Леонид Владимирович посмотрел пристально на сына и вздохнул:
– Надеюсь, ты понимаешь, что делаешь.
Савва промолчал.
Ворота открыл Данила, впуская минивэн внутрь. Двор практически не освещался: только у самого въезда горел фонарь. Савва вышел из машины:
– Что случилось?
Гусельников хлопнул друга по плечу:
– Пошли, по пути всё расскажу.
– А охранники где? – покосился Савва на сторожку с тёмными окнами.
– Не наше с тобой дело.
Они вошли в здание.
– Идём в библиотеку – там Нелюбов ждёт. В общем, такое дело: в понедельник приедут изымать эволюционистскую литературу. Что с ней будут делать – не знаю.

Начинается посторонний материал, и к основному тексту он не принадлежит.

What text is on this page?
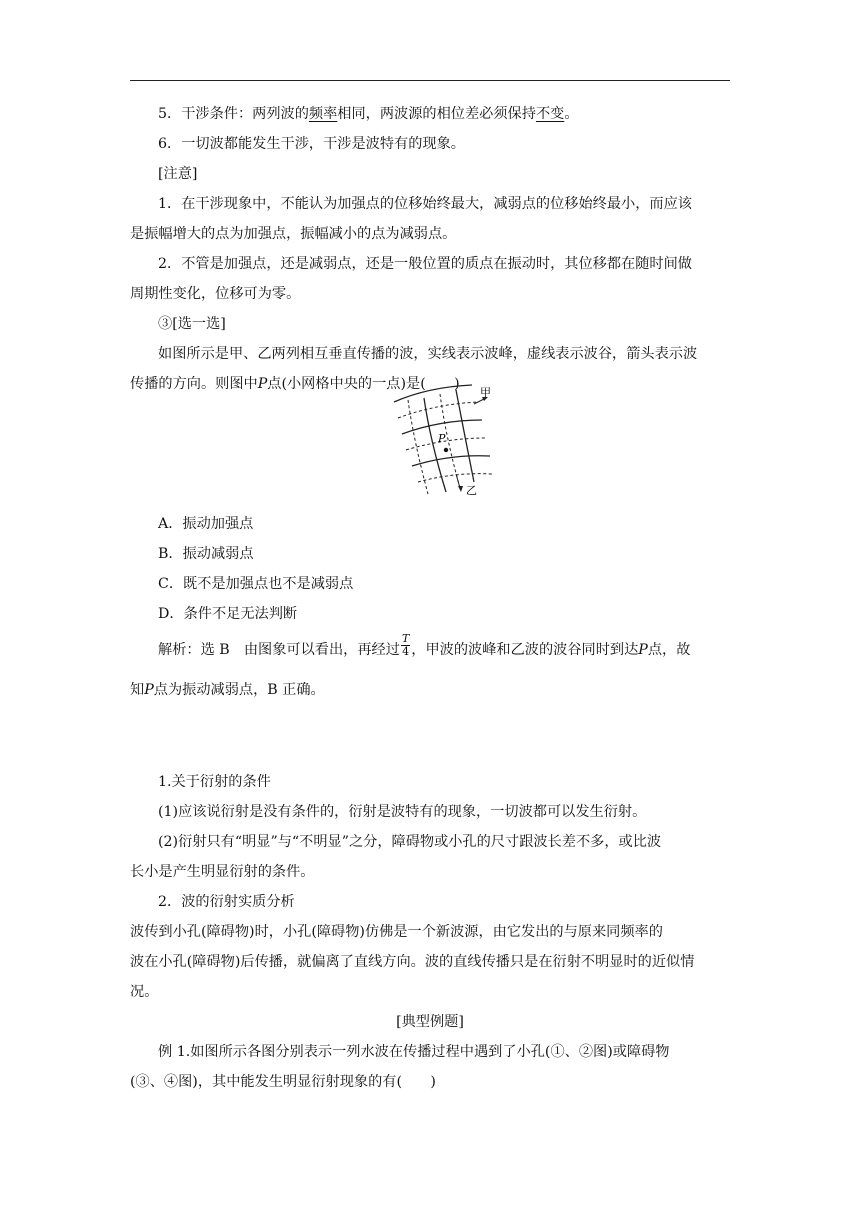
5．干涉条件：两列波的频率相同，两波源的相位差必须保持不变。
6．一切波都能发生干涉，干涉是波特有的现象。
[注意]
1．在干涉现象中，不能认为加强点的位移始终最大，减弱点的位移始终最小，而应该
是振幅增大的点为加强点，振幅减小的点为减弱点。
2．不管是加强点，还是减弱点，还是一般位置的质点在振动时，其位移都在随时间做
周期性变化，位移可为零。
③[选一选]
如图所示是甲、乙两列相互垂直传播的波，实线表示波峰，虚线表示波谷，箭头表示波
传播的方向。则图中P点(小网格中央的一点)是(　　)
P
甲
乙
A．振动加强点
B．振动减弱点
C．既不是加强点也不是减弱点
D．条件不足无法判断
解析：选 B　由图象可以看出，再经过 $\frac{T}{4}$ ，甲波的波峰和乙波的波谷同时到达P点，故
知P点为振动减弱点，B 正确。
1.关于衍射的条件
(1)应该说衍射是没有条件的，衍射是波特有的现象，一切波都可以发生衍射。
(2)衍射只有“明显”与“不明显”之分，障碍物或小孔的尺寸跟波长差不多，或比波
长小是产生明显衍射的条件。
2．波的衍射实质分析
波传到小孔(障碍物)时，小孔(障碍物)仿佛是一个新波源，由它发出的与原来同频率的
波在小孔(障碍物)后传播，就偏离了直线方向。波的直线传播只是在衍射不明显时的近似情
况。
[典型例题]
例 1.如图所示各图分别表示一列水波在传播过程中遇到了小孔(①、②图)或障碍物
(③、④图)，其中能发生明显衍射现象的有(　　)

Сжигать, наверное. Надо все особо ценные книги погрузить к тебе в машину и вывезти.
– Куда?
– У Трофа спроси.
Войдя в библиотеку, друзья сразу натолкнулись на деловитого Нелюбова:
– Савва, – начал профессор без лишних преамбул, – я надеюсь на вашу помощь. Книги надо спасти обязательно.
– Трофим Сергеевич, а куда везти-то их?
– Пока не знаю, – задумчиво проговорил Нелюбов, пролистывая каталог на служебном сенсорном экране. – Главное – погрузить, а куда везти – разберёмся позже. Сейчас составлю список, и начнём.

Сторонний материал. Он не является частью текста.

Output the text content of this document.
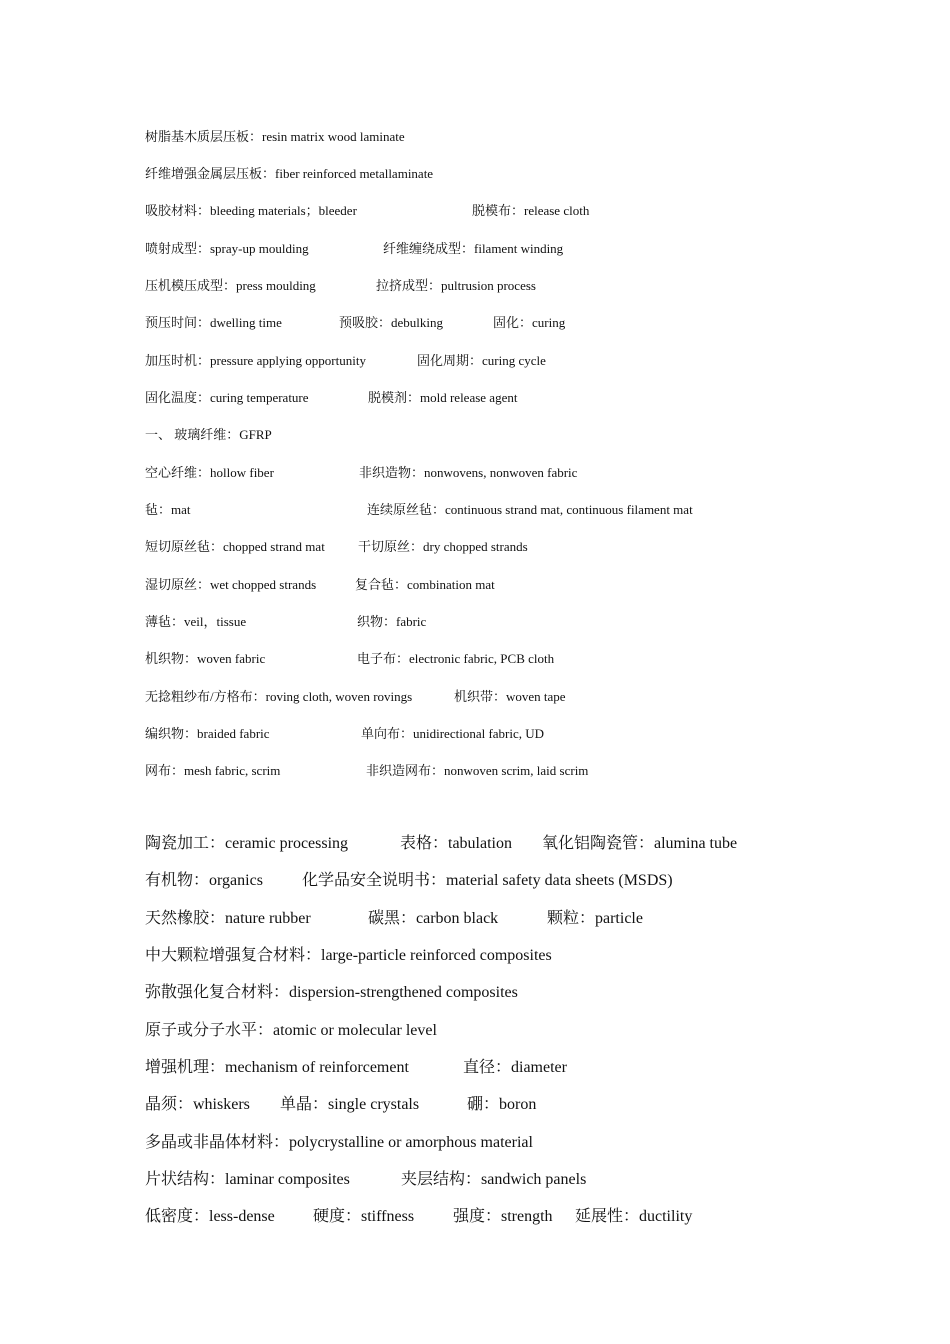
树脂基木质层压板：resin matrix wood laminate
纤维增强金属层压板：fiber reinforced metallaminate
吸胶材料：bleeding materials；bleeder	脱模布：release cloth
喷射成型：spray-up moulding	纤维缠绕成型：filament winding
压机模压成型：press moulding	拉挤成型：pultrusion process
预压时间：dwelling time	预吸胶：debulking	固化：curing
加压时机：pressure applying opportunity	固化周期：curing cycle
固化温度：curing temperature	脱模剂：mold release agent
一、 玻璃纤维：GFRP
空心纤维：hollow fiber	非织造物：nonwovens, nonwoven fabric
毡：mat	连续原丝毡：continuous strand mat, continuous filament mat
短切原丝毡：chopped strand mat	干切原丝：dry chopped strands
湿切原丝：wet chopped strands	复合毡：combination mat
薄毡：veil，tissue	织物：fabric
机织物：woven fabric	电子布：electronic fabric, PCB cloth
无捻粗纱布/方格布：roving cloth, woven rovings	机织带：woven tape
编织物：braided fabric	单向布：unidirectional fabric, UD
网布：mesh fabric, scrim	非织造网布：nonwoven scrim, laid scrim
陶瓷加工：ceramic processing	表格：tabulation 氧化铝陶瓷管：alumina tube
有机物：organics 化学品安全说明书：material safety data sheets (MSDS)
天然橡胶：nature rubber	碳黑：carbon black	颗粒：particle
中大颗粒增强复合材料：large-particle reinforced composites
弥散强化复合材料：dispersion-strengthened composites
原子或分子水平：atomic or molecular level
增强机理：mechanism of reinforcement	直径：diameter
晶须：whiskers 单晶：single crystals	硼：boron
多晶或非晶体材料：polycrystalline or amorphous material
片状结构：laminar composites	夹层结构：sandwich panels
低密度：less-dense 硬度：stiffness 强度：strength 延展性：ductility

– Трофим Сергеевич, список не готов ещё? – Из-за стеллажей с книгами вышла Катя, чем немало удивила Савву:
– Ты как здесь?
– Так же, как и ты – книги спасаю.
– А ещё кто-то будет?
– Да, должны ребята подойти – помочь грузить.
– А везти, значит, некуда? – переспросил Савва.
– Пока нет. Но мы что-нибудь придумаем, – отмахнулась Катя.
– Так, – отрезал Васильев и положил ключи от машины на стол. – Грузите без меня. Я скоро, – и выскочил из библиотеки.
– Куда ты? – крикнул ему вслед Гусельников.
– Грузите, – прокричал в ответ Савва.
Через час к тем же университетским воротам подбежал Савва и увидел, что его ждали: из темноты под свет фонаря вышла Катя. Открывая створки, сказала:
– Ты долго. Куда бегал?
– Домой, – он вошёл внутрь. – Погрузили? Нет?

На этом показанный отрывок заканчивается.